By the time of the 1980s, the word nuclear was scary enough to the American public that a name change to an important imaging technique was made. Nuclear Magnetic Resonance Imaging changed to Magnetic Resonance Imaging. The name change occurred specifically to encourage more people to undergo this type of imaging.
It turns out that MRI is one of the safest ways to learn about what is going on in a person's body, yet the psychology of the word nuclear (which, by the way, is meant in a different context for NMR) is enough to make people afraid.
It is unfortunate that nuclear weapons were ever made, perhaps even more unfortunate that they were named nuclear weapons, giving rise to this negative psychology. But as a society we are stuck with the name and its connotation.

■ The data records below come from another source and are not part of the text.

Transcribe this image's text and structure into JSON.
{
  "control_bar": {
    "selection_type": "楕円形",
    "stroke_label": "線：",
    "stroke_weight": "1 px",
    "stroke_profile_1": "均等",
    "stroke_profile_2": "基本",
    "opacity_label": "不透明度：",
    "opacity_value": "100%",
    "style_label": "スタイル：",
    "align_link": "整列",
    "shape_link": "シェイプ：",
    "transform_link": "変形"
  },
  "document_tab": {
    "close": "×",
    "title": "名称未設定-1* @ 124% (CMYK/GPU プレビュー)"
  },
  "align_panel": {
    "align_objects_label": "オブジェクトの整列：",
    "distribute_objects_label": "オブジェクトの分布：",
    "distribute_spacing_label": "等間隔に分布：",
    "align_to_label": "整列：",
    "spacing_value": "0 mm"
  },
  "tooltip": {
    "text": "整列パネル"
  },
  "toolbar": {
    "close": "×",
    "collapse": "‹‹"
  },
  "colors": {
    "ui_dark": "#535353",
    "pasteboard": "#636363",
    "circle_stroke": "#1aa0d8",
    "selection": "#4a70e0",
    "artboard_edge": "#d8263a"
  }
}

Of course, that negative connotation has carried over to nuclear power. The safety of nuclear power has always been a concern, even more so now after the accident at the Fukushima plant. The interesting thing about this accident is that it has led many countries, including the U.S. to rethink making more nuclear power plants, despite the fact that Fukushima in terms of human life was a success story.
No fatalities resulted from the Fukushima triple meltdown, for the most part the radiation was contained. Of course radiation was released, and workers were exposed, but none were exposed to life threatening levels.
There has been, in fact, very little loss of life due to nuclear power and only three major accidents; Fukushima, Three Mile Island and Chernobyl. Interestingly, in two of these events there was no loss of life. Chernobyl was the only accident to have loss of life contributing 31 deaths.
By comparison with coal, natural gas, and hydro power, nuclear power is actually the safest method to generate electricity, (The others have death tolls in the thousands vs. the 31 of nuclear power.) Of course it also is a much greener way to generate electricity than coal and natural gas.
There are many fail safe's built into the reactors and proposals for newer reactors would have even better measures to protect the public. The fact that the public remained unharmed even after the Fukushima meltdown is proof that the nuclear industry has done its job to protect the innocent public from the possible hazards that are created by nuclear power generation.
Of course, nuclear power does come with its problems, such as waste storage, but safety does not appear to be one of them. Nuclear power has proven to be safe in its 50-year existence, and until we can start meeting the world's power needs with other green energy, nuclear power seems to be our best bet. Let us stop preventing new plants from being built.